La contradiction n'est qu'apparente. En réalité, cela dépend du point de vue selon lequel on se place. D'un côté, effectivement, Dieu est en droit de nous demander de le servir. Mais quant à nous, attendre de lui une reconnaissance quelconque, ce serait faire du marchandage, et travailler à son service pour en être rémunéré. Or nous sommes dans le domaine de la gratuité. Nous avons tout reçu de lui gratuitement ; à notre tour de donner gratuitement. « Sans attendre d'autre récompense que celle de savoir que nous faisons votre sainte volonté » (Saint Ignace de Loyola)
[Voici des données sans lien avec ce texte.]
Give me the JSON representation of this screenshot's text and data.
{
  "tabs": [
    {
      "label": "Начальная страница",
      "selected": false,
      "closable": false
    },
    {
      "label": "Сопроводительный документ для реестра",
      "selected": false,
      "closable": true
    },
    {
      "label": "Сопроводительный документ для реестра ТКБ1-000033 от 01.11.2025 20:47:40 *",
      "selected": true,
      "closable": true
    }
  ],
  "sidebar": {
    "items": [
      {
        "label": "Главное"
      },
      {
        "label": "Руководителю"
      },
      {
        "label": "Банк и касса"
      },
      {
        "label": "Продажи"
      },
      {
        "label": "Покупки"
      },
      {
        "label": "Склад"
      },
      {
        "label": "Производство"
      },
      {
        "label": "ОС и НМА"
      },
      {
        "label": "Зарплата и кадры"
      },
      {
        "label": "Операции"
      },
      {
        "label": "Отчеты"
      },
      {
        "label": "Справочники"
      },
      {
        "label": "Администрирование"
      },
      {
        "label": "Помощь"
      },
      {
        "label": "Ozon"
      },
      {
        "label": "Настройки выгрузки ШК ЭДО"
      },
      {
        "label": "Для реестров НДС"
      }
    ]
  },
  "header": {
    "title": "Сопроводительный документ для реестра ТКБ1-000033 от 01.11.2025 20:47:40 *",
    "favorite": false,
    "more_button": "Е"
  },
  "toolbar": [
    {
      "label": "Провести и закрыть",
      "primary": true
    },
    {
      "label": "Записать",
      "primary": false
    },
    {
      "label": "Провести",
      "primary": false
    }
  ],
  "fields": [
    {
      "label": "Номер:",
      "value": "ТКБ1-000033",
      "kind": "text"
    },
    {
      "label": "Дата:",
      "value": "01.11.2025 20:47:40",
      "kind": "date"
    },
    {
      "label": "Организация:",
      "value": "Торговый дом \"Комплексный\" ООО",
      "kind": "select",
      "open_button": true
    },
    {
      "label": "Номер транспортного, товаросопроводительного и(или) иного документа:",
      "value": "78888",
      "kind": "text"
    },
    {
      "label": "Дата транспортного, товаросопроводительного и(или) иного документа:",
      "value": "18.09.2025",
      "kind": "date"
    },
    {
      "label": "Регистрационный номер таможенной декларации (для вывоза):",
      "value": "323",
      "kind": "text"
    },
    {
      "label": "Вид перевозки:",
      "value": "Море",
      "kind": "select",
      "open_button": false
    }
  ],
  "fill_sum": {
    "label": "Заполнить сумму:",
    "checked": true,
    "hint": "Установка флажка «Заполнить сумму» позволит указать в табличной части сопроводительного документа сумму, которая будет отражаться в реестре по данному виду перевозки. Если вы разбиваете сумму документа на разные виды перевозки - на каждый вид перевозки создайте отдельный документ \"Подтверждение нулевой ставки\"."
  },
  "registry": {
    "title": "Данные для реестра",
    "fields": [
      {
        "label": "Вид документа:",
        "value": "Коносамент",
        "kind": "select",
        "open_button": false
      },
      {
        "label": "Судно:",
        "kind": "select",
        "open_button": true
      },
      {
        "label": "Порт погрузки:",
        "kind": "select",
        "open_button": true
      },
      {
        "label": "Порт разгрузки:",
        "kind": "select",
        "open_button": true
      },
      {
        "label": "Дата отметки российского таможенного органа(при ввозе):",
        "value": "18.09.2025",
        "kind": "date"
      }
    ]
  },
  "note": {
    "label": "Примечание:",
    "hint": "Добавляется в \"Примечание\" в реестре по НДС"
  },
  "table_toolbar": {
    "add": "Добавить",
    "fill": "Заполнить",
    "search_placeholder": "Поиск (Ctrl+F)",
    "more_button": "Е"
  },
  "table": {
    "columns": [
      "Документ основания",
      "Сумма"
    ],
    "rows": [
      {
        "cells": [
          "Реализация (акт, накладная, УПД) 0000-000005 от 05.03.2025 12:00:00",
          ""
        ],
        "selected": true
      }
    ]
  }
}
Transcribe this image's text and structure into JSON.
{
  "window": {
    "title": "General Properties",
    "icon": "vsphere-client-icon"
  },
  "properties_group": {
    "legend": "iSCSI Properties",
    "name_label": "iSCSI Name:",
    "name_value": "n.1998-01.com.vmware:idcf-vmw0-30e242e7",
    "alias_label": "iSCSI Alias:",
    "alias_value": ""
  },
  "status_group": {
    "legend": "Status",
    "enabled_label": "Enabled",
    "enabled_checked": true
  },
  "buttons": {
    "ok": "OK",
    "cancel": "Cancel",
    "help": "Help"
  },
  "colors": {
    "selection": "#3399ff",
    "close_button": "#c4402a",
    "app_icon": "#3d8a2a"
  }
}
Il s'agit donc d'un type de relation gratuite entre Dieu et nous. Et c'est ce type de relation qui est la base de notre foi chrétienne. Cette foi est déplacement de la confiance. Plutôt que de mettre ma confiance en mes dons, mes capacités, ou mes relations, je mettrai ma confiance en celui qui peut tout et qui me donne tout gratuitement. Saint Paul, écrivant à son disciple et ami Timothée, lui recommande de « réveiller en toi le don de Dieu que tu as reçu. »

Confiance

"Je le connais." Je ne peux faire confiance qu'en quelqu'un que je connais, quelqu'un que je fréquente, quelqu'un pour qui j'ai de l'estime. Ce qui nécessite une rencontre. Même si je sais tout de la biographie d'un homme politique ou d'un quelconque homme public, je sais bien que ce n'est pas suffisant. Si je ne l'ai jamais rencontré, si je n'ai jamais eu une relation personnelle avec lui, je ne peux pas dire que je le connais. C'est la même chose avec Dieu. Si je ne le connais que de manière livresque, intellectuelle ; si je ne le connais que pour avoir lu et étudié la Bible ; et même si je sais et accepte tout ce que l'Eglise enseigne, ce n'est pas suffisant. Il faut - et c'est primordial - que j'aie avec Dieu une relation personnelle d'amour dans la prière. Tu ne pourras te dire chrétien que si tu as bâti ta vie sur cette relation personnelle, intime, avec Dieu. Jusqu'a ce qui soit, selon l'expression de saint Augustin, "intimior intimo meo" = plus intérieur que le  plus intérieur de moi-même.

Et puisque nous allons recevoir, dans cette Eucharistie, le Christ qui se donne à nous en nourriture, disons-lui de tout notre coeur, comme les Apôtres : "Seigneur, augmente en nous le foi."